ABSTRACT

Silvicultural activity has generally been studied as an investment decision problem (Reyner et al. 1996; Thompson et al. 1992). The evaluation and selection of silvicultural projects are dictated by a set of economic efficiency criteria, with funds allocated to investments that promise the greatest expected discounted net benefits over the specified project life. Rooted in Faustmann theory, this capital budgeting approach has dominated economic analyses of stand-level forests. However, the limitations of the conventional approach in guiding forest planning and management have been increasingly recognized.

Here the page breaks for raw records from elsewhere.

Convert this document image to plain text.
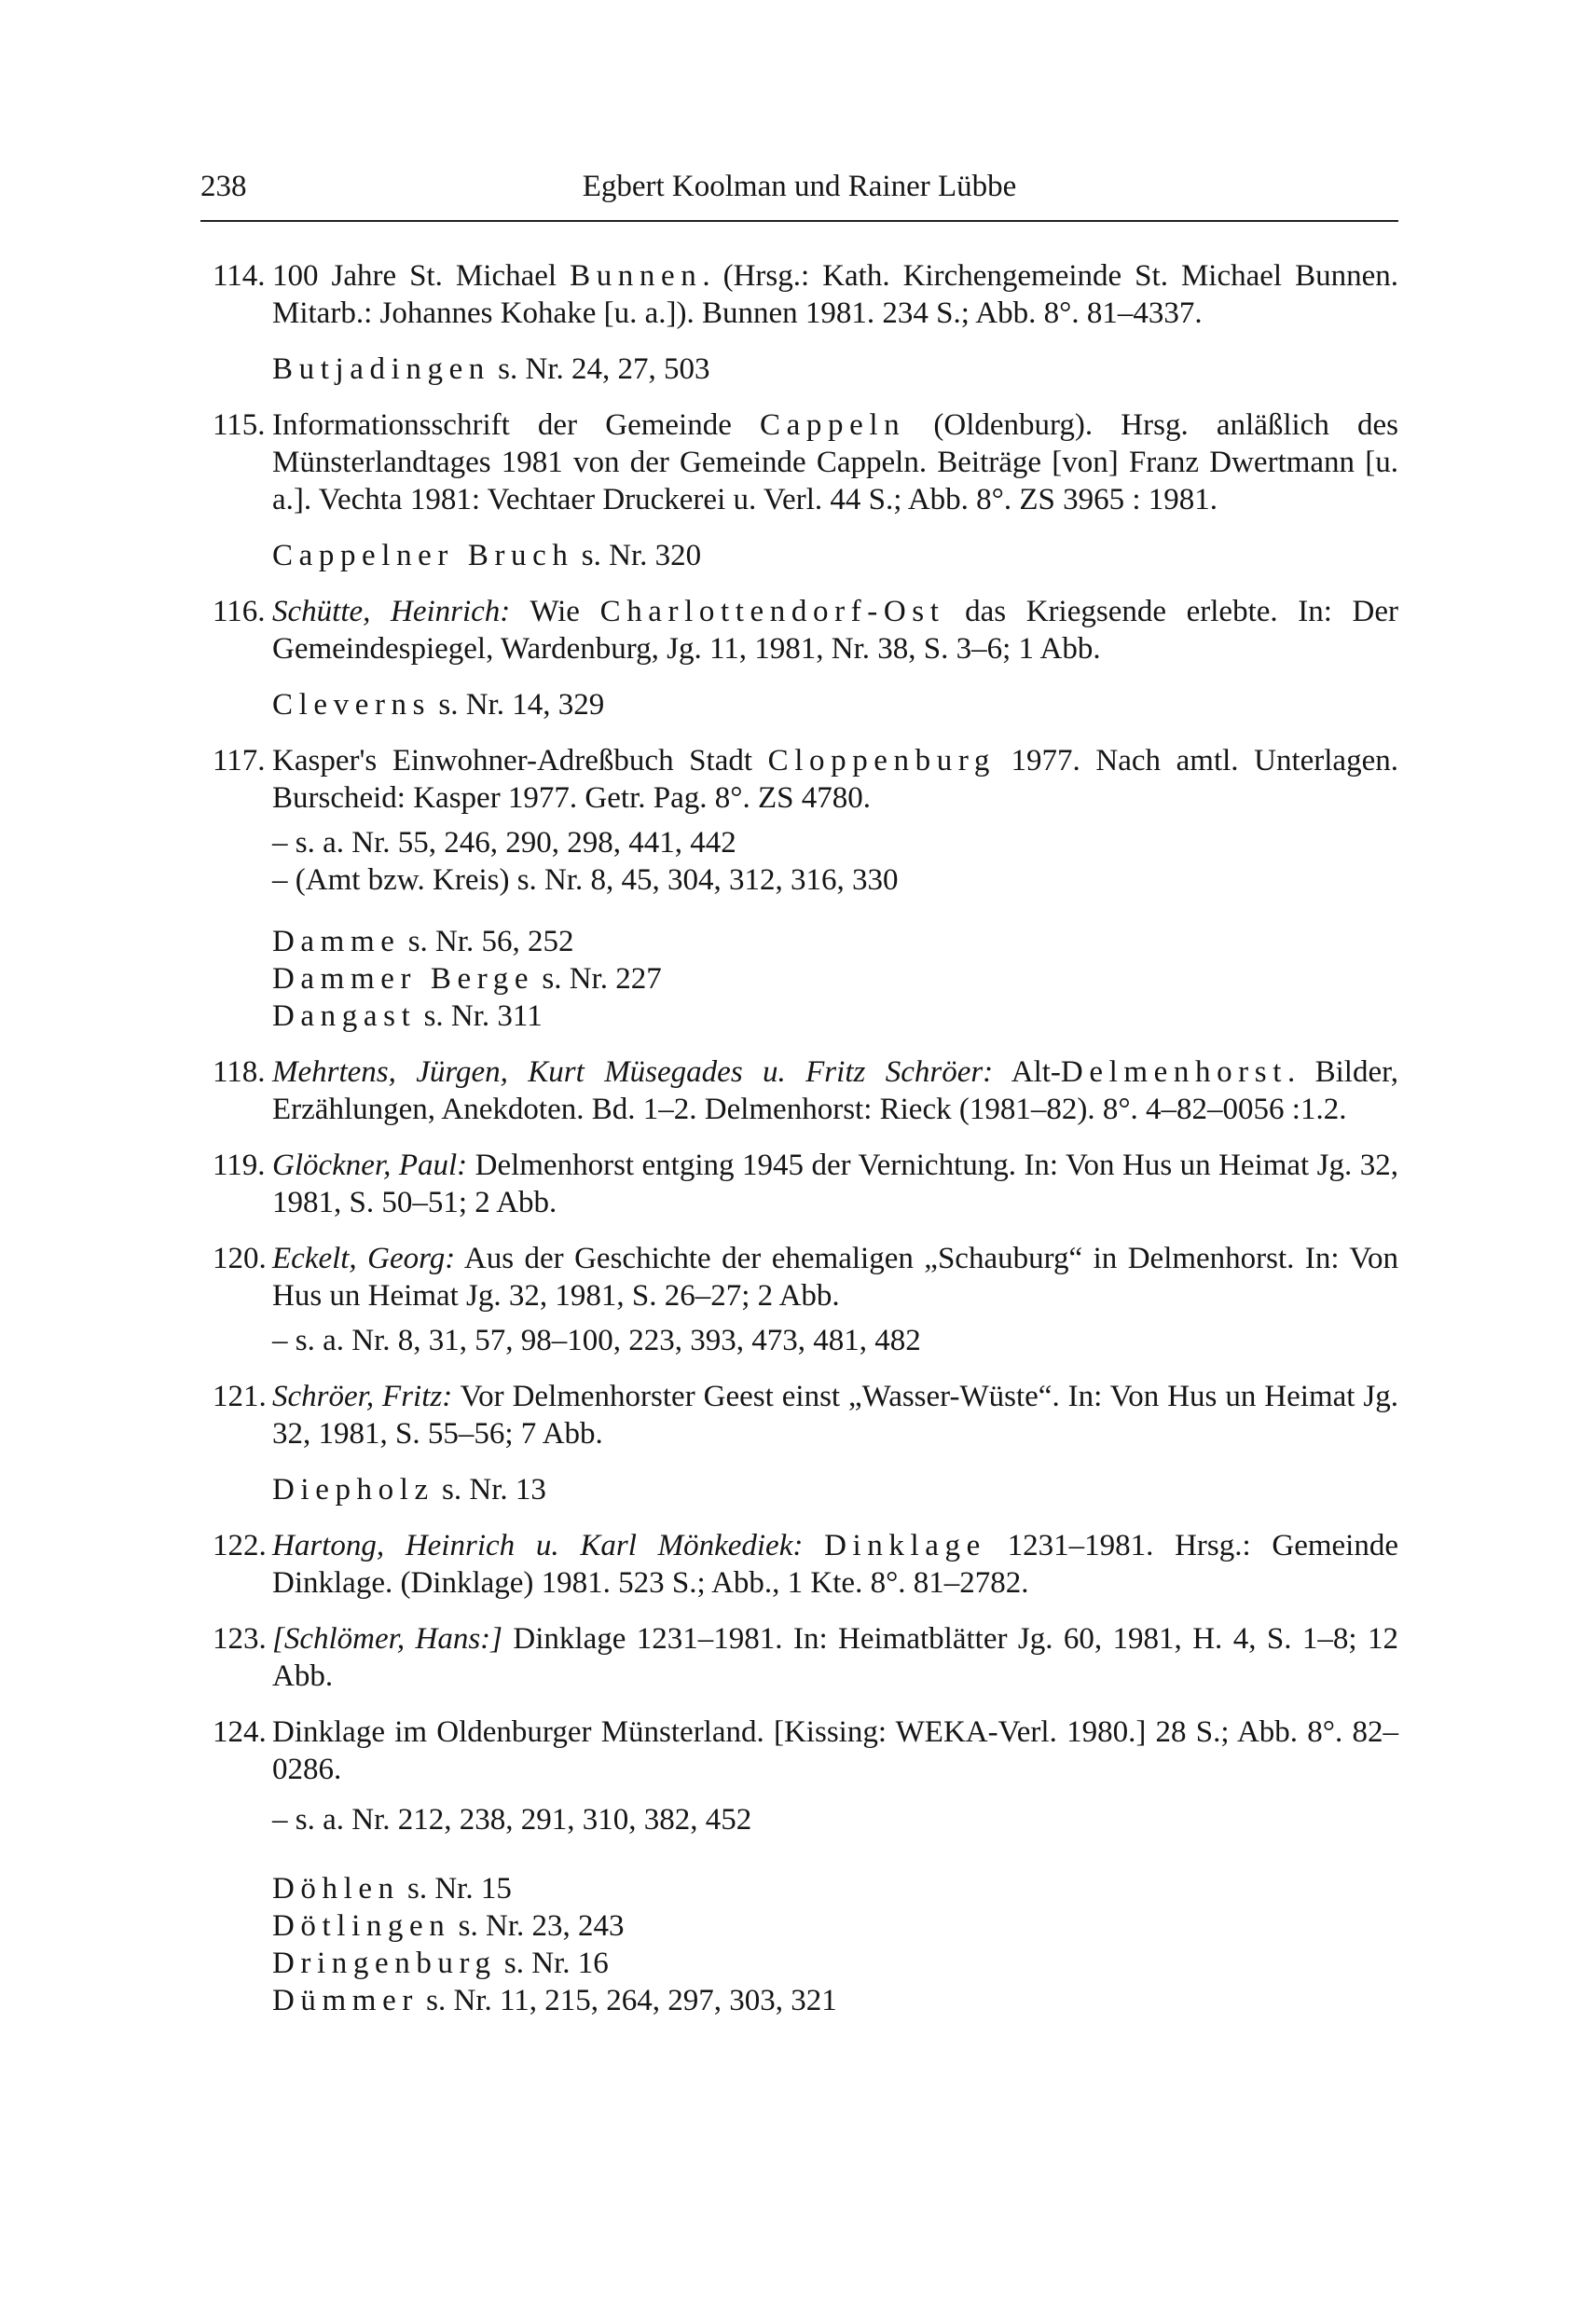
238	Egbert Koolman und Rainer Lübbe
114. 100 Jahre St. Michael Bunnen. (Hrsg.: Kath. Kirchengemeinde St. Michael Bunnen. Mitarb.: Johannes Kohake [u. a.]). Bunnen 1981. 234 S.; Abb. 8°. 81–4337.
Butjadingen s. Nr. 24, 27, 503
115. Informationsschrift der Gemeinde Cappeln (Oldenburg). Hrsg. anläßlich des Münsterlandtages 1981 von der Gemeinde Cappeln. Beiträge [von] Franz Dwertmann [u. a.]. Vechta 1981: Vechtaer Druckerei u. Verl. 44 S.; Abb. 8°. ZS 3965 : 1981.
Cappelner Bruch s. Nr. 320
116. Schütte, Heinrich: Wie Charlottendorf-Ost das Kriegsende erlebte. In: Der Gemeindespiegel, Wardenburg, Jg. 11, 1981, Nr. 38, S. 3–6; 1 Abb.
Cleverns s. Nr. 14, 329
117. Kasper's Einwohner-Adreßbuch Stadt Cloppenburg 1977. Nach amtl. Unterlagen. Burscheid: Kasper 1977. Getr. Pag. 8°. ZS 4780.
– s. a. Nr. 55, 246, 290, 298, 441, 442
– (Amt bzw. Kreis) s. Nr. 8, 45, 304, 312, 316, 330
Damme s. Nr. 56, 252
Dammer Berge s. Nr. 227
Dangast s. Nr. 311
118. Mehrtens, Jürgen, Kurt Müsegades u. Fritz Schröer: Alt-Delmenhorst. Bilder, Erzählungen, Anekdoten. Bd. 1–2. Delmenhorst: Rieck (1981–82). 8°. 4–82–0056 :1.2.
119. Glöckner, Paul: Delmenhorst entging 1945 der Vernichtung. In: Von Hus un Heimat Jg. 32, 1981, S. 50–51; 2 Abb.
120. Eckelt, Georg: Aus der Geschichte der ehemaligen „Schauburg“ in Delmenhorst. In: Von Hus un Heimat Jg. 32, 1981, S. 26–27; 2 Abb.
– s. a. Nr. 8, 31, 57, 98–100, 223, 393, 473, 481, 482
121. Schröer, Fritz: Vor Delmenhorster Geest einst „Wasser-Wüste“. In: Von Hus un Heimat Jg. 32, 1981, S. 55–56; 7 Abb.
Diepholz s. Nr. 13
122. Hartong, Heinrich u. Karl Mönkediek: Dinklage 1231–1981. Hrsg.: Gemeinde Dinklage. (Dinklage) 1981. 523 S.; Abb., 1 Kte. 8°. 81–2782.
123. [Schlömer, Hans:] Dinklage 1231–1981. In: Heimatblätter Jg. 60, 1981, H. 4, S. 1–8; 12 Abb.
124. Dinklage im Oldenburger Münsterland. [Kissing: WEKA-Verl. 1980.] 28 S.; Abb. 8°. 82–0286.
– s. a. Nr. 212, 238, 291, 310, 382, 452
Döhlen s. Nr. 15
Dötlingen s. Nr. 23, 243
Dringenburg s. Nr. 16
Dümmer s. Nr. 11, 215, 264, 297, 303, 321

As mentioned in Chapter 3, efforts aimed at augmenting the approach have been made along at least three lines: (1) incorporating non­ timber values into the standard economic analysis (Hartman 1976; Calish et al. 1978); (2) elevating the unit of analysis from the stand to the forest level, which led to debates on whether zoning can reconcile conflicts between dominant and multiple uses of forestland (Sahajananthan et al. 1998; Vincent and Binkley 1993), and on the role of the allowable cut effect in the harvesting of old-growth forests and regeneration (Schweitzer et al. 1972; Binkley 1980); and (3) including silviculture as a component of ecosystem management with attention to inter-regional and inter-generational considerations (Martin 1994; O’Hara and Oliver 1992).